No creo en el ser humano, en esto que me ha tocado ser. Estacionado en la vida. Sin esperar mucho realmente, con la cara mirando hacia la prosperidad de la cual se cree merecedor. Todos los días pasan sin que algo suceda. Ha elegido automatizarse de incógnito en sus propias pequeñísimas libertades. Ordenado, simétrico, marchando por la calle. En automático le suceden jornadas y sueños. Viviendo el día se olvida de la noche. El suelo de antigua tierra muerta surcado en desafinadas líneas rectas, envuelto con parches de pavimentos. Allí camina en direcciones fijas y ausentes, se cruza con otros. Algunos cruces alcanzan a dar alivio. Sigue. Trabaja en la esperanza de prosperar. Para que su existencia sea más fácil, más tranquila, más interesante, más llena de vida. Enfocándose. Obedeciendo a las posibilidades reales con mala cara. Lamentando la destrucción de sus deseos, de las raíces que le unen al otro, del respeto en todo su planeta. Y sigue caminando a prisa, esforzándose de vez en cuando. Pero el arte, la ciencia, el pensamiento, sus más altas creaciones no son nada al lado de la naturaleza. Sólo muerte justo a un paso del olvido. Alrededor y en cada momento estallan los símbolos de su desarrollo, esparcen gas letal por todas partes, terminan con lo poco que queda de confianza. Llora los errores y sigue, asesinando lo que le rodea.

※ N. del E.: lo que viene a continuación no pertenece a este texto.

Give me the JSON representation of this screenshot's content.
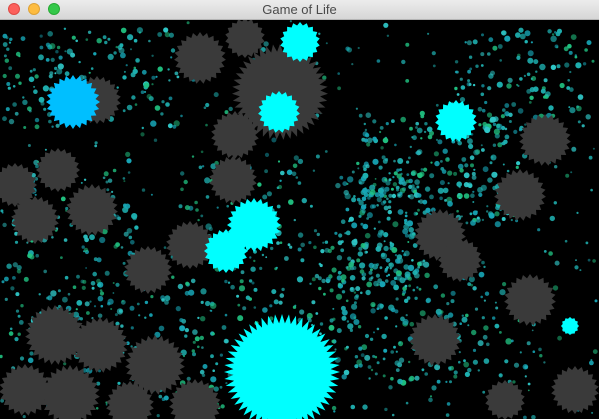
{
  "window": {
    "title": "Game of Life"
  },
  "colors": {
    "background": "#000000",
    "dormant_cell": "#3a3a3a",
    "alive_cell": "#00ffff",
    "alive_cell_alt": "#00bfff",
    "particle_primary": "#1fb3b3",
    "particle_secondary": "#20c080"
  },
  "icons": {
    "close": "close-dot",
    "minimize": "minimize-dot",
    "zoom": "zoom-dot"
  }
}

La tierra no para de temblar. Quienes alaban la política del miedo lo dicen sin darse cuenta de que no es necesario hacerlo. Se ha llegado a un punto donde ya no podemos espantarnos. Hemos sido vacunados en la infección. El conocimiento estira sus brazos cada vez más. Desde hace tanto se tienen soluciones, pero nadie las ocupa. Sabemos de pequeños cambios individuales que darían un vuelco a nuestra caída libre, y estamos al tanto de los graves atropellos que cometen quienes deberían cuidarnos. Admitamos, somos conscientes aunque estemos distraídos la mayor parte del tiempo.
Qué sucedería, me pregunto, si la superpoblación entera cae en conciencia y no sale de ahí. Estoy deshaciéndome mientras pasan sobre mí escenas atropelladas. Tendríamos que abrir las jaulas de todo zoológico. Salir con herramientas en mano a demoler lo que hemos usado en nuestra contra. Abajo centros comerciales y centrales nucleares. Abajo paredes de todas las cárceles. Edificios insensibles, bancos, televisiones, automóviles, armas, tanques, todo abajo. Quedaríamos entre los escombros de lo que fuimos. Reiríamos hasta el dolor. Nos amaríamos y pelearíamos verdaderamente, sin ninguna explicación. Adiós conversaciones vacías, improvisaríamos. Los presidentes dejarían sus cargos sin prensa ni cobertura, el papa saldría de su palacio dorado a sentarse en una piedra del camino y quedar para siempre en silencio, siguiendo el ejemplo de Diógenes los señores de la CIA se harían mendigos. Los árboles se estirarían, las ballenas saltando, las vacas sonriendo. Algunos seríamos devorados por perros callejeros. Otros llenaríamos museos, bibliotecas, sitios arqueológicos y ahí festejaríamos sin freno. Caeríamos entre personas desbancadas, encontrándonos en la posibilidad de ser un cero redondo, un libro por leer, un cuaderno de hojas blancas. Derrumbándose todo lo que nos sostiene, que nos hace funcionar, que nos premia, impulsa y alimenta. Renunciaríamos a ello, simple y sencillamente.
La cabeza me estalla cuando considero que por primera vez en nuestra cortísima historia nos decidiéramos a algo en verdad definitivo, sin coloquios ni pantomimas. No sobrevivimos. Ya decía el proverbio de antiguas tierras orientales que cuanto más grande es el caos, más cerca está la solución. Por eso seguiré alarmada ante los discursos que aseguran nuestro orden y tranquilidad. No puedo ignorar estas sacudidas de la tierra bajo mis pies y termino de escribir sabiendo que, felizmente, ella tendrá la última palabra.